Pacemaker or ICD RV-lead extraction is a high risk procedure with a morbidity of 1.4-2.5%.3)4) Fibrous tissues encapsulate implanted leads and cause adhesion to major veins, the right atrial or the ventricular wall.5) Major complications such as hemopericardium, hemothorax and death occur during fibrous tissues dissection around the implanted leads.6) Incomplete lead removal or procedure failure is another clinical problem that occurs in 7-13.2% of cases.3)4) If an infected lead is retained, the risk of treatment failure with antibiotics will be very high.7) Even non-infected lead fragment may cause embolic complications.8)9) Therefore, various extraction techniques have been tried to improve the success rate of complete lead removal. They include direct traction with rotational forces,10) traction with locking stylet,11) counter-traction with dilating sheath,3)4) femoral workstation,12) laser sheath,13) and electrosurgical sheath.14) Traction and counter-traction using locking stylet and dilating sheath is a conventional technique for pacemaker and ICD lead extraction. It has been proven to be effective and safe in clinical trials.3)4) Although newly developed techniques such as electrosurgical or laser sheath are in clinical use, they have not been introduced in Korea, and the conventional technique using locking stylet and dilator sheath is still useful if performed by experienced operators.14) The authors tried 25 pacemaker and one ICD lead extractions associated with lead malfunction or infection since 2004. Of the 26 cases, 24 cases were successfully managed with the conventional traction and counter-traction technique using locking stylet and dilator sheath. In the two failed attempts, the operators could not advance the dilator sheath to the ICD lead tip due to severe fibrous adhesion at the subclavian vein and in the superior vena cava. Of the 24 successful cases, open heart surgery was performed in one case due to cardiac tamponade following complete pacemaker ventricular lead extraction. ICD lead extraction is known to have higher complication rate than pacemaker lead extraction.6) However, it can be removed successfully with the same techniques. To our knowledge, this is the first ICD lead extraction case reported in Korea.

Figures and Tables

Fig. 1
Intracardiac ventricular electrogram shows fast and irregularly irregular ventricular activities (VS) unmatched by normal ventricular activities (regular QRS complexes on surface ECG).

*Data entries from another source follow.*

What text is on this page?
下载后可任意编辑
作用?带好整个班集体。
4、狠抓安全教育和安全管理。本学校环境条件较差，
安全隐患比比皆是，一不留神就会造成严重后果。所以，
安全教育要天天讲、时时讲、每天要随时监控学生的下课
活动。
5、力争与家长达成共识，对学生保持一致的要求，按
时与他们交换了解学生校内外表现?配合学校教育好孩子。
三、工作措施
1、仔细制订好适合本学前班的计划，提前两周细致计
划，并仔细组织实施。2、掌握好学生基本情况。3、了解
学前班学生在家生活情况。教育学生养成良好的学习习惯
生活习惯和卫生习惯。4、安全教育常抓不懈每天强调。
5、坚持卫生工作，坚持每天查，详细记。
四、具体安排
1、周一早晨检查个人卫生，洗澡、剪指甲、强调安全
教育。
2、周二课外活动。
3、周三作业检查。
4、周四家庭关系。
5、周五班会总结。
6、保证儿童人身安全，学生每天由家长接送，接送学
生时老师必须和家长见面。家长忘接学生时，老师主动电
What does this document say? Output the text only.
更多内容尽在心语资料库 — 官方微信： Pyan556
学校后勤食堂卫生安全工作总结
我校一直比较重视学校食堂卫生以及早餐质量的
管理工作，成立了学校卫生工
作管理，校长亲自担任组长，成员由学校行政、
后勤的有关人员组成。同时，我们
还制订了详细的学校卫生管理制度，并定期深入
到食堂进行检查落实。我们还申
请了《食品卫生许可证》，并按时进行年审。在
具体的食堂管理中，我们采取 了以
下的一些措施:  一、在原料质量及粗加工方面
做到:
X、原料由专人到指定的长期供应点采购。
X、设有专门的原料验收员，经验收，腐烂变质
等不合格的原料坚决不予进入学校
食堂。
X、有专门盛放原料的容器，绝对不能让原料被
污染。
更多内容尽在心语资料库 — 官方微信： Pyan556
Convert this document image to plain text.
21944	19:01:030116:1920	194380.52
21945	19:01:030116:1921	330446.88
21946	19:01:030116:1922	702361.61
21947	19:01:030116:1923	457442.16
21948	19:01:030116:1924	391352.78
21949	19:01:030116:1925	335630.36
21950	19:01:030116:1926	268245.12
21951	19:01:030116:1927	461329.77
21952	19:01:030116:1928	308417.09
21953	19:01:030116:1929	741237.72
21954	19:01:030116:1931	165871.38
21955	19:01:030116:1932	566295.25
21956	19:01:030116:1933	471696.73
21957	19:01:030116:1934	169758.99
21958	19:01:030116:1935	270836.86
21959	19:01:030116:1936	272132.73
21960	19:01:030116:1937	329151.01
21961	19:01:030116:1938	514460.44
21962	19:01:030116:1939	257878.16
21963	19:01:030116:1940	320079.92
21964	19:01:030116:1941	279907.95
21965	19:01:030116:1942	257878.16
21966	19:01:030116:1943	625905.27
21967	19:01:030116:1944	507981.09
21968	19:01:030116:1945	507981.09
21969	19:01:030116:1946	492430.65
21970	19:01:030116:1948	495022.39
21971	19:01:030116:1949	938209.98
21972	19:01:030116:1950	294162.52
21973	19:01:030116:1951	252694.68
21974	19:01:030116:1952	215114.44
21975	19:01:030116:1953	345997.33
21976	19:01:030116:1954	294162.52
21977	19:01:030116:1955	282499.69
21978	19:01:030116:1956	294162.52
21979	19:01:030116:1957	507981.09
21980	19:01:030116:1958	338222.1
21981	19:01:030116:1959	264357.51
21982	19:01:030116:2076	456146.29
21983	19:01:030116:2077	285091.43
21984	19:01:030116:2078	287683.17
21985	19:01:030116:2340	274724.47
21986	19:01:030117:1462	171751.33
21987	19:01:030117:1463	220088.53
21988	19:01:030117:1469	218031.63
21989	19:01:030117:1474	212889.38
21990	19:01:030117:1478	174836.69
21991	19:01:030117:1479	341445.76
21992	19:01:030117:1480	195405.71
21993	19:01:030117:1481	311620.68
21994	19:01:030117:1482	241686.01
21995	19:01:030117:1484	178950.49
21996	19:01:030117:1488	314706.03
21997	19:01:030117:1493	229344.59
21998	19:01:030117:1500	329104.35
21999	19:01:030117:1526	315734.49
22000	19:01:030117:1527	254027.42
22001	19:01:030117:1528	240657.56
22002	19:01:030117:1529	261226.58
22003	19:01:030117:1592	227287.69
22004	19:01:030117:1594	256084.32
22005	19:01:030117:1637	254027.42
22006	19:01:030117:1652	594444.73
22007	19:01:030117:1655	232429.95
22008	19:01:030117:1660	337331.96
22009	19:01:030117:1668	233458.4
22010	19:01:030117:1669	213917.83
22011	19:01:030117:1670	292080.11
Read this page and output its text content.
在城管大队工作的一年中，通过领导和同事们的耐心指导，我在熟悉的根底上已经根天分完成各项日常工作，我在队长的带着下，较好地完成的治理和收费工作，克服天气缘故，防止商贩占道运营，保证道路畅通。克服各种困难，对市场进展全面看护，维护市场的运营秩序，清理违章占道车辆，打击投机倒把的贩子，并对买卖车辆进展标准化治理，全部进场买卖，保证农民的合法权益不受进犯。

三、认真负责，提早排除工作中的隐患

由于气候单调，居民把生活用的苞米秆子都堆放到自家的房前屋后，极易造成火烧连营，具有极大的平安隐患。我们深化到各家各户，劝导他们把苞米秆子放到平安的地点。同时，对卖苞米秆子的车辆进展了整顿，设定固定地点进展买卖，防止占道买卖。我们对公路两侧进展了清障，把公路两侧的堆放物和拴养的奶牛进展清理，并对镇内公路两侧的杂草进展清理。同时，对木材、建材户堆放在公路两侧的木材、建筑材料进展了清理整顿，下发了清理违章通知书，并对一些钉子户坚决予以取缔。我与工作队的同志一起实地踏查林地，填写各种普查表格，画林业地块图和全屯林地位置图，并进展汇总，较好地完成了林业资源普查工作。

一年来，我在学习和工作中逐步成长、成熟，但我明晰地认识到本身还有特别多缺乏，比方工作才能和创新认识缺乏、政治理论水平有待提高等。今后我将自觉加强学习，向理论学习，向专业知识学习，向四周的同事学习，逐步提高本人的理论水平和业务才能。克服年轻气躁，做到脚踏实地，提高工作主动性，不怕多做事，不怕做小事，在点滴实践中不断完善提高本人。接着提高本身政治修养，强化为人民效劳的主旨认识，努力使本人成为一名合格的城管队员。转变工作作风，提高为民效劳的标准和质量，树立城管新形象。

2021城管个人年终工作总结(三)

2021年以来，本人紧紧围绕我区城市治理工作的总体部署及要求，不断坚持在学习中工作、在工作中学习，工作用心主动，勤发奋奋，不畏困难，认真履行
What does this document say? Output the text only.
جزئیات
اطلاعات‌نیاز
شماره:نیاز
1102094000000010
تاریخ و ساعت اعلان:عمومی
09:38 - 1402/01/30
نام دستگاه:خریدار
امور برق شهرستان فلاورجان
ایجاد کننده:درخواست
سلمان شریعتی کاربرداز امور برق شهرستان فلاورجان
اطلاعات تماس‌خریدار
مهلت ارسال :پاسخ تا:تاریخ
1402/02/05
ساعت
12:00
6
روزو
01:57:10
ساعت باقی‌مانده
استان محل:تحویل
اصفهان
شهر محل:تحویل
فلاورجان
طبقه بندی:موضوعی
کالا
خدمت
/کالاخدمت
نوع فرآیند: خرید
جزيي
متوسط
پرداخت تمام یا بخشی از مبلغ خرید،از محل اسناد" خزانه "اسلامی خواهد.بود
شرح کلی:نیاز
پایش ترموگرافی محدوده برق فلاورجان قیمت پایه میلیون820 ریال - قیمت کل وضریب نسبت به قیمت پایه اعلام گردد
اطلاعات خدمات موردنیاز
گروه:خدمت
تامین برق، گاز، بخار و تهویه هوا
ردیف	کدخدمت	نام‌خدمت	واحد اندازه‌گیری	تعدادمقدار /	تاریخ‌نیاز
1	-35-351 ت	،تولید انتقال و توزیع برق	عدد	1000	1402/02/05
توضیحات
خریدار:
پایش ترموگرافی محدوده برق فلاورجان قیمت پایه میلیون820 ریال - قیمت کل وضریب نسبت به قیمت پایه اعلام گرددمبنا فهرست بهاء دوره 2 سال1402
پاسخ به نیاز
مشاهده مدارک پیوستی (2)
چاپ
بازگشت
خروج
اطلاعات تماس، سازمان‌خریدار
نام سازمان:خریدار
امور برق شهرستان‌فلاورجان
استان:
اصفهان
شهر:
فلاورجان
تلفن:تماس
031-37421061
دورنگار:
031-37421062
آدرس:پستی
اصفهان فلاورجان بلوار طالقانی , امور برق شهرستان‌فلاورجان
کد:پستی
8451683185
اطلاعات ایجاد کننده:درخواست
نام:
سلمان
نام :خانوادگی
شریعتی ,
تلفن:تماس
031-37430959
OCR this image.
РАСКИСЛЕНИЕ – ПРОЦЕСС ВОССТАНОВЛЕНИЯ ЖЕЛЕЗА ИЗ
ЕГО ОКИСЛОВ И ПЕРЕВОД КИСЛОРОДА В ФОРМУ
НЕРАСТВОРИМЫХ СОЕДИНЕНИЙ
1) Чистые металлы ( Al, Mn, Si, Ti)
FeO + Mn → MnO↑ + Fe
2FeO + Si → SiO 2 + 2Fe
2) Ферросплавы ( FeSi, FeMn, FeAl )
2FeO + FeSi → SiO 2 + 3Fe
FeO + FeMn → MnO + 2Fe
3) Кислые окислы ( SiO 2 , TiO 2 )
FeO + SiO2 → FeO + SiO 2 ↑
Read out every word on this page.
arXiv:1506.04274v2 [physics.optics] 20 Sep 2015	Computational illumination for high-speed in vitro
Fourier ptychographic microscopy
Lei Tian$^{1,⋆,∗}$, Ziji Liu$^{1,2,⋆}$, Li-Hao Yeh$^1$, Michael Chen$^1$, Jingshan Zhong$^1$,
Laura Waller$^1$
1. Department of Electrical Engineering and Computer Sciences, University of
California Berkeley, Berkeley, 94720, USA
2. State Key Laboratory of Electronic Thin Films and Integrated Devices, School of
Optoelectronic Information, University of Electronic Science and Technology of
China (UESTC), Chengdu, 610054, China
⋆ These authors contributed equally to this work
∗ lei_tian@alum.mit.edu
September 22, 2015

A: noise sensing caused by lead fracture was interpreted as ventricular fibrillation by ICD. B: impedance of ICD lead increased abruptly from baseline 650 ohms to >2,500 ohms within 3 weeks, suggestive of lead fracture. ICD: implantable cardioverter-defibrillator, V-EGM: ventricular electrogram, Marker: marker channel, ECG: electrocardiogram.
kcj-40-418-g001
Fig. 2
The fractured ICD lead (tined type, diameter: 2.7 mm) was completely removed by traction and counter-traction technique using locking stylet and a 12 Fr (diameter: 4 mm) polypropylene dilator sheath. ICD: implantable cardioverter-defibrillator, SVC: superior vena cava, RV: right ventricle.